For example, when an acidic dye or a direct dye is used in the aqueous ink, a cationic resin can be used to prevent bleeding and elution of the dye after recording. Materials that can be used for this purpose include cationized polyvinyl alcohol, cationized hydroxyethyl cellulose, and cationic monomer-containing acrylic resins.

In order to improve blocking resistance, it is also possible to add inorganic fine particles or the like to the ink receiving layer in an amount of about 0.01 to 1.0 g / m ² .

Similarly, a pH adjuster, a fluorescent dye, a dispersant,
Conventionally known additives such as a lubricant, a preservative and an antifoaming agent can be included in the ink receiving layer.

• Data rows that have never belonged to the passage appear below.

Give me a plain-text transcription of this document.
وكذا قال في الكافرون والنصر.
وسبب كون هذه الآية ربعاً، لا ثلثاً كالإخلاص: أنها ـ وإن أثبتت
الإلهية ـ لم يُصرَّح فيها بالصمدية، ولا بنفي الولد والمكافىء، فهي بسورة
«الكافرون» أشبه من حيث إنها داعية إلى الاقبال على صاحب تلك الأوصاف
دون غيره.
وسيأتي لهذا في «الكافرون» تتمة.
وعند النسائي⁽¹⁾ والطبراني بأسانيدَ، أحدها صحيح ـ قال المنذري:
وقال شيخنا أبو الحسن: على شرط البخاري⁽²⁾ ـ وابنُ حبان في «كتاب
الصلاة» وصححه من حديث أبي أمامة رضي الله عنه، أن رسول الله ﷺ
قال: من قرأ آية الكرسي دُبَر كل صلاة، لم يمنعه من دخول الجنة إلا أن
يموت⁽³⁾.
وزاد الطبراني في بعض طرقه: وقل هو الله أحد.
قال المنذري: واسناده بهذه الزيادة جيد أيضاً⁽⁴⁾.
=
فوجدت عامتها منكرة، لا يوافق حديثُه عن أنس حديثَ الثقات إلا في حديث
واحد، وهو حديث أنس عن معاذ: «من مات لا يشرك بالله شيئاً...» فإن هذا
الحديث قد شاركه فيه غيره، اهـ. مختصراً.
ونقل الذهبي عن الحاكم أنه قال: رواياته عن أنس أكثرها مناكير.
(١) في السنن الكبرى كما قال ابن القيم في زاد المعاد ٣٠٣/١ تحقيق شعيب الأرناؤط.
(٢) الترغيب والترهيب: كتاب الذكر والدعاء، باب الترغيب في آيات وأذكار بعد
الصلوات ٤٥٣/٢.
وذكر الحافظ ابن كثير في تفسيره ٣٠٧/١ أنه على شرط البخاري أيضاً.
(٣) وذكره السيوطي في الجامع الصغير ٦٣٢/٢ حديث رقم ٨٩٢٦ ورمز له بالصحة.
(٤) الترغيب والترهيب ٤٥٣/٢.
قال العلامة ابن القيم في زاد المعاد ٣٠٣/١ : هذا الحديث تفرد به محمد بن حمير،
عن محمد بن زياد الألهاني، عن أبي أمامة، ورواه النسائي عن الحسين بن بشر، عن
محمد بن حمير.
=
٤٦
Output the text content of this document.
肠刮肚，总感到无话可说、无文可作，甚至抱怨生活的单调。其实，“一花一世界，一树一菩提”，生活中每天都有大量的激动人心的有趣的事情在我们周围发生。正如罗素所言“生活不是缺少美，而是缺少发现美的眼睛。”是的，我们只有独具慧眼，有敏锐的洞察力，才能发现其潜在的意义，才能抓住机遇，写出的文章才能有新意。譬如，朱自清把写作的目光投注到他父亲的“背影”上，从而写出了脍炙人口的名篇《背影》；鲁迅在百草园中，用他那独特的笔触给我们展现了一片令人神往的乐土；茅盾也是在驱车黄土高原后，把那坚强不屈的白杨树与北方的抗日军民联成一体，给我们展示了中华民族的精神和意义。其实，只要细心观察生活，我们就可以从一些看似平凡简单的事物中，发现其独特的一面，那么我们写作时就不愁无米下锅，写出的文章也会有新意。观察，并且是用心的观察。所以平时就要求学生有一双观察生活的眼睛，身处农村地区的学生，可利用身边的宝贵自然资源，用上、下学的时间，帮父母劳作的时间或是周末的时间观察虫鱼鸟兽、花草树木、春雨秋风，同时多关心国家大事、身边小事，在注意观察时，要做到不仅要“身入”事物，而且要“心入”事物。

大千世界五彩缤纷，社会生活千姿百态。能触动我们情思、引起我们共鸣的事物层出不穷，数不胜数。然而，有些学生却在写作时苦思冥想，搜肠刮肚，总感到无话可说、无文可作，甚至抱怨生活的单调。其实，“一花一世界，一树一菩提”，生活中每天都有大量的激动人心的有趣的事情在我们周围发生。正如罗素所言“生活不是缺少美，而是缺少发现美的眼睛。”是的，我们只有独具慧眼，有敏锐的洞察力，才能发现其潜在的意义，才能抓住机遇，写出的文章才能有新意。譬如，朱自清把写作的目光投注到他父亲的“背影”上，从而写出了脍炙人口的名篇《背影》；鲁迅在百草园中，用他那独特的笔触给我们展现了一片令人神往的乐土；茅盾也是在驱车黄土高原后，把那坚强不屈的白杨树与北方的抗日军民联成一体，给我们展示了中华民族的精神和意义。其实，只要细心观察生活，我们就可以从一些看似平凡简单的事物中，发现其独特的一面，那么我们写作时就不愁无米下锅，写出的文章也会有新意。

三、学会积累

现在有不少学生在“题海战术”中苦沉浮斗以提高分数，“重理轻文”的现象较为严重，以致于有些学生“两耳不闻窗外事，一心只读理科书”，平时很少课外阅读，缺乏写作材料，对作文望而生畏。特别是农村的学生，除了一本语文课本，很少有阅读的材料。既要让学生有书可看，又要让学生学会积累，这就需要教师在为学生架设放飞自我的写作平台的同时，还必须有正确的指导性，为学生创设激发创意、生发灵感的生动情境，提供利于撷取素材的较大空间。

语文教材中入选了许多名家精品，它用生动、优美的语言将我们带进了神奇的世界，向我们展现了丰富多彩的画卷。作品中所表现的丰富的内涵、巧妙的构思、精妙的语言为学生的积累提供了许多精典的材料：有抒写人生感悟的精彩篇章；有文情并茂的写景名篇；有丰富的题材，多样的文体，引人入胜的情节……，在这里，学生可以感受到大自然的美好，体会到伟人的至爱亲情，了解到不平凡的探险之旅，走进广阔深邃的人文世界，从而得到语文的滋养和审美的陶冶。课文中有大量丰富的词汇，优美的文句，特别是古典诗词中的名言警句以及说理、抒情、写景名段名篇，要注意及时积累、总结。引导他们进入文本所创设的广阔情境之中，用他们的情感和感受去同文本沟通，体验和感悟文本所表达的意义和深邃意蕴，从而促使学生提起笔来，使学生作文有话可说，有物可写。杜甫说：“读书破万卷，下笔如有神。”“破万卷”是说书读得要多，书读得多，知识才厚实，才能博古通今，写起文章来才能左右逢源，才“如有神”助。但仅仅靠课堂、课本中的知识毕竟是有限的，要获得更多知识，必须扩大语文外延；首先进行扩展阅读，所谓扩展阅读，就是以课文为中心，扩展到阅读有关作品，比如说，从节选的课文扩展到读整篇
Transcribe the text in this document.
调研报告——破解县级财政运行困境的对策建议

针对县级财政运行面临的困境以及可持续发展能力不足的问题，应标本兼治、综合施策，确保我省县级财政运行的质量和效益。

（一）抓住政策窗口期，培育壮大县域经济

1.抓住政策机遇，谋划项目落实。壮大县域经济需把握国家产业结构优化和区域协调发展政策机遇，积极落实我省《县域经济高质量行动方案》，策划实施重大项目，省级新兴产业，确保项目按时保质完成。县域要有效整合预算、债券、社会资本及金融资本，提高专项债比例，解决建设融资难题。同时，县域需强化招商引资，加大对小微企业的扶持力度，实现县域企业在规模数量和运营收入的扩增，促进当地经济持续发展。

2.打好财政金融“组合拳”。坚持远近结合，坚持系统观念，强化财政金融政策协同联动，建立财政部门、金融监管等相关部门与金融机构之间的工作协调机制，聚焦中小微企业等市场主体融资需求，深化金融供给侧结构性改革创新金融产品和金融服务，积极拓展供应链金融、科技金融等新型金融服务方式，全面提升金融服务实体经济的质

The thickness of the ink receiving layer described above is as follows.
The thickness is preferably from 0.1 to 100 μm, and more preferably from 2 to 30 μm.

As a method of forming the ink receiving layer, a conventionally known method such as a roll coating method, a rod bar coating method, a spray coating method, an air knife coating method, and a dip coating method may be used.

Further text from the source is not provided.